Exclusive: After setbacks, Motiva refinery faces lengthy 2014 work - sources
The biggest U.S. oil refinery could shut its main crude distillation unit for up to three months next year to replace a vibrating pipe that prevents the 325,000 barrel per day (bpd) unit from running at full capacity, sources familiar with operations said
That would be another blow to the Motiva Enterprises , 600,000 bpd plant since the $10 billion refinery, in Port Arthur, Texas, opened last year. Motiva is owned by Royal Dutch Shell and Saudi Aramco .
"In keeping with our disclosure policy, we cannot provide detail on the timing of maintenance at specific units, or how long it will take to complete maintenance activities," a Shell official said.

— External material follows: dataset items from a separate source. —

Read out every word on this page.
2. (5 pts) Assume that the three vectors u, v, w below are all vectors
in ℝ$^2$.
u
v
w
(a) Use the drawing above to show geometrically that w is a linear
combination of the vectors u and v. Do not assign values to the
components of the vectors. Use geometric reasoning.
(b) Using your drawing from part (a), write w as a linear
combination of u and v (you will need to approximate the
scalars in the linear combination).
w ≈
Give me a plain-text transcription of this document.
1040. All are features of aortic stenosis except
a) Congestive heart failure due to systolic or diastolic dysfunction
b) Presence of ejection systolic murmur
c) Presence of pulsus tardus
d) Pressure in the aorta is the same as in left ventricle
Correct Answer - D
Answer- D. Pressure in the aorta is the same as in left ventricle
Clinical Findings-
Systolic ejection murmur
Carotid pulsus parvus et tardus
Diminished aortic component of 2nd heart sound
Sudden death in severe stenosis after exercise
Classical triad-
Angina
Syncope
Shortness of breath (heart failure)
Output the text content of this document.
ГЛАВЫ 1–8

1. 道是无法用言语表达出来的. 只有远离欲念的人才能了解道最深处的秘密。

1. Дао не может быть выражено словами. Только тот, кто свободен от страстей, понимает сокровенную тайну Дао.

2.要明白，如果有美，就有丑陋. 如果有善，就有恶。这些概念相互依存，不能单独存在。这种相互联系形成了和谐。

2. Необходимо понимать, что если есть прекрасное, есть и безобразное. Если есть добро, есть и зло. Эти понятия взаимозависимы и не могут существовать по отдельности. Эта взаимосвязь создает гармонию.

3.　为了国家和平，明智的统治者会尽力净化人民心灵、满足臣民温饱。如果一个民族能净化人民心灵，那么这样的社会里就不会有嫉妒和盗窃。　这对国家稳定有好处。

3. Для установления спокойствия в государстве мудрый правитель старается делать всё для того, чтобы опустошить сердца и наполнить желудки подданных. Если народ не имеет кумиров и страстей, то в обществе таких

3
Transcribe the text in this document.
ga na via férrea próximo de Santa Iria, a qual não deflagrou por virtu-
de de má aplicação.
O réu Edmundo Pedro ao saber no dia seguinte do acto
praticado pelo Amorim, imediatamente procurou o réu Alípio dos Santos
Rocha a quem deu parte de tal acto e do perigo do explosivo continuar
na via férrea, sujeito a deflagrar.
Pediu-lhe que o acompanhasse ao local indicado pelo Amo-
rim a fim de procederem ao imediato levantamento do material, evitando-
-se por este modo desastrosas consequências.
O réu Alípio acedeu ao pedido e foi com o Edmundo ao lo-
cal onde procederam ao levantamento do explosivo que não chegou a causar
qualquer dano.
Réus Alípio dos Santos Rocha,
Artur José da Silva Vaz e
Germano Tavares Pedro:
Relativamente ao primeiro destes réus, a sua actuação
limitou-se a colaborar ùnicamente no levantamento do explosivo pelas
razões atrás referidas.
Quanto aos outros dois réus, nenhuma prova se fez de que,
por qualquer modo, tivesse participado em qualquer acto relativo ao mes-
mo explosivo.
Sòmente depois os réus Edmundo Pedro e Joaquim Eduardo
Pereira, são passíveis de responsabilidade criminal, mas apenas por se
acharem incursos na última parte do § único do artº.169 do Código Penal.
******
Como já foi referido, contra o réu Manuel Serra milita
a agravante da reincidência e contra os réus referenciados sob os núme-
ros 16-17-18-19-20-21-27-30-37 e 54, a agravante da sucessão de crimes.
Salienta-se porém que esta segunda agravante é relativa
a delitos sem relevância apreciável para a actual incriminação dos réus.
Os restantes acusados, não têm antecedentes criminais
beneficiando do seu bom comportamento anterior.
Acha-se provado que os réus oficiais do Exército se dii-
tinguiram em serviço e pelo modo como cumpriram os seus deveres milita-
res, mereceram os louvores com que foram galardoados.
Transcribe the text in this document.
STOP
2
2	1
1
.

The fall of 2014 is likely the earliest time repair work could be carried out on the 16-inch pipe, which moves crude in the refinery's main unit, the VPS-5 unit, and suffers from excessive vibration, according to the sources.
This means the refinery would be without its main crude unit just as markets seek to build up inventories of distillate ahead of winter.
"It will have to be a larger pipe," said one of the sources. "It will be a fix of the fix they made after the caustic leak," said the source, referring to repairs following from a chemical leak in mid-2012.
The refinery has faced numerous problems.
Last year, it was forced to shut the main unit, the centerpiece of the massive expansion that made Port Arthur the biggest U.S. plant, for seven and a half months of work after a small chemical spill of undiluted caustic sodium hydroxide into the system that pitted and cracked thousands of feet of stainless steel pipe.
VPS-5 has only reached its rated capacity of 325,000 bpd one time and rarely run above 300,000 bpd. Most often it runs between 250,000 bpd and 280,000 bpd, and rates are next expected to go beyond that until the pipe is replaced, sources said, due to the vibrations caused by running at full throttle.
The vibration can cause leaks on the pipe, which had already been replaced once due to the caustic spill.
Plans to boost the crude unit's capacity by 20 percent by improving its efficiency were scrapped in March due to the pipe vibrations.
Replacement of the pipe would come after the refinery moves past two fires last week that shut three units.
Those fires, which affected a hydrocracker and a sulfur recovery unit, will take at least two weeks to recover from, sources said. The second fire prompted the idling of the main distillation unit called VPS-5 but did not damage it.